Rarely does President George W. Bush bite his lip when discussing “axis of evil” states such as Syria and North Korea.
But for more than two months Mr Bush has done just that when asked about a September 6 Israeli strike on a mysterious Syrian site. So has every other US administration official speaking on the record, as well as the Israeli government itself, fuelling a continuing controversy about the incident.
“This is not my first rodeo,” Mr Bush said at a press conference last month after being asked about the incident at least six times. “And I know where you’re trying to get me to comment. I’m not going to comment on it, one way or the other.”
This uncharacteristically taciturn approach has angered some of the president’s Republican supporters, amid a series of newspaper reports that the Syrian site was a nuclear reactor built with North Korean help. But as the weeks since the Israeli raid pass, more questions than answers have surfaced about what precisely the Israelis hit.
The Republican anger has been displayed by legislators such as Peter Hoekstra and Ileana Ros-Lehtinen, respectively the senior Republican members of the House of Representatives committees on intelligence and foreign affairs. Among a select handful of congressmen briefed on the incident by Michael McConnell, the US’s director of national intelligence, they did not respond to the briefing as intended, calling instead for the administration to come clean publicly about what had occurred.
“Until Congress is fully briefed it would be imprudent for the administration to move forward with agreements with state proliferators,” they said in the Wall Street Journal, in reference to the six-party talks on Korea’s nuclear programme.
John Bolton, formerly Mr Bush’s ambassador to the UN, argues that the administration is unduly preoccupied with reaching a deal in those negotiations and with the forthcoming international conference in Annapolis, Maryland, on the Israel-Palestinian conflict, to which Syria is likely to be invited.
“There’s a growing suspicion that the veil of secrecy about Syria doesn’t have so much to do with intelligence as with protecting the six-party talks and the Annapolis conference,” Mr Bolton says. “Israeli government officials have told me that Secretary [Condoleezza] Rice told them in no uncertain terms that the information [about the attack] better not come from them.”
David Albright, a respected former United Nations weapons inspector, has used satellite imagery to argue that the Israelis probably attacked an installation on the Euphrates river at Dawar az Zawr, eastern Syria, which was similar in shape to North Korea’s Yongbyon reactor.

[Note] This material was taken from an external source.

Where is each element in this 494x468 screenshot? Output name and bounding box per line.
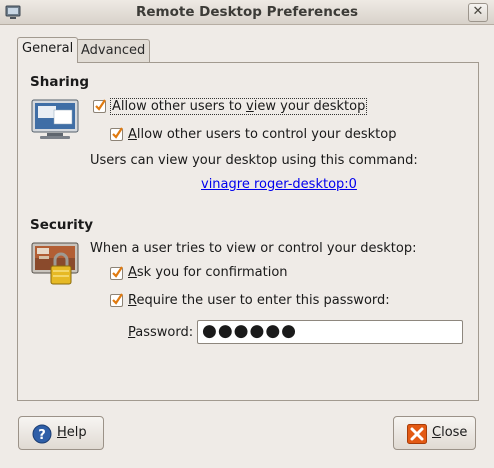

“I believe pretty strongly that Israel thinks it attacked a nuclear reactor and that the US didn’t say they were wrong,” he says, adding that his suspicions were heightened by the recent addition of a pump house that could supply water for a reactor, and further images that showed Syria razed the site after the Israelis struck.
“The recent photo evidence showing the Syrians clearing the sites indicated that they are clearly trying to hide something,” says Joe Cirincione, a non proliferation expert at the Centre for American Progress. He says that the evidence so far “tilts towards the theory that it was a reactor in Syria but does not establish it”.
But he adds: “There’s no evidence it was an imminent threat,” arguing that if there was a reactor, it was probably years from producing plutonium and that Syria lacks a reprocessing facility to turn its spent reactor fuel into plutonium.
The International Atomic Energy Agency, the UN’s Vienna-based nuclear watchdog, is also not convinced the site was a reactor.
Diplomats in Vienna warn against relying on satellite photos, saying that it is quite possible that the installation was no more than the adjunct of a chemical facility or a shed used to make agricultural equipment. They add that they were surprised that the site lacked a security fence, an unusual omission in a top secret facility.
“I am amazed that people can say they know the function of an installation just because they see its dimensions,” adds Jeffrey Lewis, an arms control expert at the New America Foundation. “It’s a box on a river.” He adds that, far from being in a remote site, the Dawar az Zawr facility is just over a mile from a well-known tourist site in Halabiya, from which rafting trips down the Euphrates can be organised.
Meanwhile, President Bashar al-Assad says the Israeli aircraft hit a disused military building with “nothing in it”.
The mystery may not continue indefinitely: under the talks framework, North Korea is due to give an account of its nuclear activities by the end of the year. And so far, despite Mr Bolton’s concerns, the events in Syria have not interrupted those negotiations.
“The opponents of the six-party talks wanted to use this strike to kill this deal,” said Mr Cirincione. “But the president isn’t having it.”